Spera che il Comune gli compri il palazzo visto che non riesce a venderlo?

La magistratura dovrebbe indagare se sussiste o no il reato di concussione su certe vendite che sono state fatte nel 2005 all’interno dell’Ater di Roma da certi funzionari e dirigenti che si sono vendute le case a se stessi e ai loro famigliari, vi è anche una denuncia in merito fatta dalla nostra associazione, ma non ne abbiamo saputo più nulla.

Inoltre è veramente strano che tutto ciò accada in assenza dell’organo politico che è decaduto e il nuovo Commissario ancora non è insediato, perché si insedierà il 19 Agosto.

Mi auguro che alla prossima riunione sia presente il nuovo Commissario e prevalga di più il buon senso che non la legalità tardiva, perché si rischia di fare maggiori danni.

Il problema vero è la totale assenza della politica sul problema casa , assenza di circa 40 anni se si pensa che l’ultimo piano di edilizia pubblica è stato fatto da Fanfani negli anni 60.

Il Magistrato Frisani dovrebbe controllare l’operato fatto da certi funzionari, perché non si comprende per quale motivo, o lo si comprende benissimo, l’alloggio del marito della Polverini non è stato assegnato a una delle tante famiglie in lista di attesa?
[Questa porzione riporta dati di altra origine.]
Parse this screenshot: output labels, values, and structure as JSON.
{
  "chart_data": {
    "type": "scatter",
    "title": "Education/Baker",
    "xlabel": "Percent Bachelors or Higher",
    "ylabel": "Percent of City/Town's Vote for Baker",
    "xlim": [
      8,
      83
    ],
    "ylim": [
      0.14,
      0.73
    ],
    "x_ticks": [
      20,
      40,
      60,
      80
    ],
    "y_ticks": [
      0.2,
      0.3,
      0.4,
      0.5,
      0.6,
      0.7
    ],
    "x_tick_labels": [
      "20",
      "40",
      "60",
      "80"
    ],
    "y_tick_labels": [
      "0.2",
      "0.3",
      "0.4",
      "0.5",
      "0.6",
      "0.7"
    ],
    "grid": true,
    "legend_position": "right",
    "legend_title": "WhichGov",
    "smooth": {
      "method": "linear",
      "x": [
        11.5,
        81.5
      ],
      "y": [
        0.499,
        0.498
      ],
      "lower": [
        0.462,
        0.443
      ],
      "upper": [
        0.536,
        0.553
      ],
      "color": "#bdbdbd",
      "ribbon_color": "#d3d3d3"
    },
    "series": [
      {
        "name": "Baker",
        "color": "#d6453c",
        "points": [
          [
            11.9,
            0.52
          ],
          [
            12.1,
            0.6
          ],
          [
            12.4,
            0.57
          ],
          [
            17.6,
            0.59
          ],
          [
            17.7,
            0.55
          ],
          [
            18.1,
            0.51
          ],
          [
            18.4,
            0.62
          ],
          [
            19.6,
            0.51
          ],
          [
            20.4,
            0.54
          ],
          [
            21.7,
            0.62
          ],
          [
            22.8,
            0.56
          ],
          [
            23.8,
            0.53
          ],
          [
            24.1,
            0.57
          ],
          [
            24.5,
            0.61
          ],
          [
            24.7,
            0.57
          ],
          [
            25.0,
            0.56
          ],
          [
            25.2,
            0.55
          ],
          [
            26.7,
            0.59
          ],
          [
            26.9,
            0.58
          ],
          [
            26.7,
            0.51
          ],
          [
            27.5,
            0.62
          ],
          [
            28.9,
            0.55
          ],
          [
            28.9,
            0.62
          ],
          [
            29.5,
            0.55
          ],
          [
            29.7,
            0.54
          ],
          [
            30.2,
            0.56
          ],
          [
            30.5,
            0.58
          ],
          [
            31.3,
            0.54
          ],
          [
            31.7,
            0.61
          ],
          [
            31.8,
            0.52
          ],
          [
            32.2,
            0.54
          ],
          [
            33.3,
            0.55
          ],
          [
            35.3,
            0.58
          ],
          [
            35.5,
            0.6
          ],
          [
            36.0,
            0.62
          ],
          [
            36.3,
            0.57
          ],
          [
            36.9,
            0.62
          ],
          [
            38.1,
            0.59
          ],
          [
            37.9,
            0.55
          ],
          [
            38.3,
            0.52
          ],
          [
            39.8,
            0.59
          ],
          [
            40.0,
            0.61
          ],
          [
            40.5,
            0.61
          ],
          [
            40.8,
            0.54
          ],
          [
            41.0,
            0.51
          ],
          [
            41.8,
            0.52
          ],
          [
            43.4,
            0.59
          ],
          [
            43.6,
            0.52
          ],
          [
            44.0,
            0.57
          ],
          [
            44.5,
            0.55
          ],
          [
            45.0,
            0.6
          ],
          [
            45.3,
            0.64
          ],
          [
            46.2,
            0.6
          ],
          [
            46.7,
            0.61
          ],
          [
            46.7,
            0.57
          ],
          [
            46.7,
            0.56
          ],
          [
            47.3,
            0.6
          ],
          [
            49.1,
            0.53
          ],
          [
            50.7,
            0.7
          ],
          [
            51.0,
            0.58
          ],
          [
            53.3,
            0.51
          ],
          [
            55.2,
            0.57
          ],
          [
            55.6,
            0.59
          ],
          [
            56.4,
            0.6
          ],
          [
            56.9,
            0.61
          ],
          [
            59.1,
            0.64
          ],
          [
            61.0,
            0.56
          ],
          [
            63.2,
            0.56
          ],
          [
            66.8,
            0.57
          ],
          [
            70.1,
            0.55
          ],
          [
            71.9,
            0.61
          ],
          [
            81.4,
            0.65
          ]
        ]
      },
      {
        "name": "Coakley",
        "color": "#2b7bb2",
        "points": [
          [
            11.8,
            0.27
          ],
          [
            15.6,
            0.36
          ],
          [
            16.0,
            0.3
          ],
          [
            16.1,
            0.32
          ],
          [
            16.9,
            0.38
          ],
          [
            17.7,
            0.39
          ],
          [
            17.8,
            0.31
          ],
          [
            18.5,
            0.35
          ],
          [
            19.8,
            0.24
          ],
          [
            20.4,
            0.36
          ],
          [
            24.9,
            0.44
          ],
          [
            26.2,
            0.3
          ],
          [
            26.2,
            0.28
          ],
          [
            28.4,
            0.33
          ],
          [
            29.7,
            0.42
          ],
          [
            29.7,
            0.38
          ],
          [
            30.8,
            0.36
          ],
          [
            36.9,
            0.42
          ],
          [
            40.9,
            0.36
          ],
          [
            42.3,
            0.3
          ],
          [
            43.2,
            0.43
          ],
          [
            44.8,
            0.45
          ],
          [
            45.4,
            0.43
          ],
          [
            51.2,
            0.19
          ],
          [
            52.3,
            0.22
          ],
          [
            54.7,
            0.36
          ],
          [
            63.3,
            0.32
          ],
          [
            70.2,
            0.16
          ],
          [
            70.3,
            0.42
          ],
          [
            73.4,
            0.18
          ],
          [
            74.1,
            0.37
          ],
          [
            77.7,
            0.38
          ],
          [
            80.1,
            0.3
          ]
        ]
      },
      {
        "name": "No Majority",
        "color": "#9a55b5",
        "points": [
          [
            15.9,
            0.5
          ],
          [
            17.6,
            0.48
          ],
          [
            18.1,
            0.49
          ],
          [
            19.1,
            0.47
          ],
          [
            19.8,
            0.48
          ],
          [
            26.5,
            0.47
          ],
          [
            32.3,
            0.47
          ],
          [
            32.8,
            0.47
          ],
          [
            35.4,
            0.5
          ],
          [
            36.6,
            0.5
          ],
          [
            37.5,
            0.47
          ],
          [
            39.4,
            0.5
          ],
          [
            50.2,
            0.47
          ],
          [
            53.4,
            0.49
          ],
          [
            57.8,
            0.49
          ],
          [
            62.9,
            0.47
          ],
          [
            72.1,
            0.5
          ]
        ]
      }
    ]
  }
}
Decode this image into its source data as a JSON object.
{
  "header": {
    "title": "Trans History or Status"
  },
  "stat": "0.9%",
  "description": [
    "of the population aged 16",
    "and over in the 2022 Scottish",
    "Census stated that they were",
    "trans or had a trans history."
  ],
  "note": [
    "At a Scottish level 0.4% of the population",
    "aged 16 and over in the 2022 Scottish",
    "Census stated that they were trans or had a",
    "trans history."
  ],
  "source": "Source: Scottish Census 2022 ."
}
E perché alcuni sgombri si fanno ed altri non vengono nemmeno istruiti perché l’ufficio addetto neanche lo sa?

Se in Italia esistesse il giornalismo d’inchiesta VERO troppe cose verrebbero fuori e questo Paese sarebbe sicuramente diverso, compresa l’ATER stessa.

L’unico alloggio che ha sgombrato l’Ater di Roma in viale Tirreno è stato fatto grazie alla nostra Associazione,ma soprattutto grazie ai condomini.L’alloggio era stato occupato da professionisti che poi se lo sono rivenduto a dei poveri disgraziati.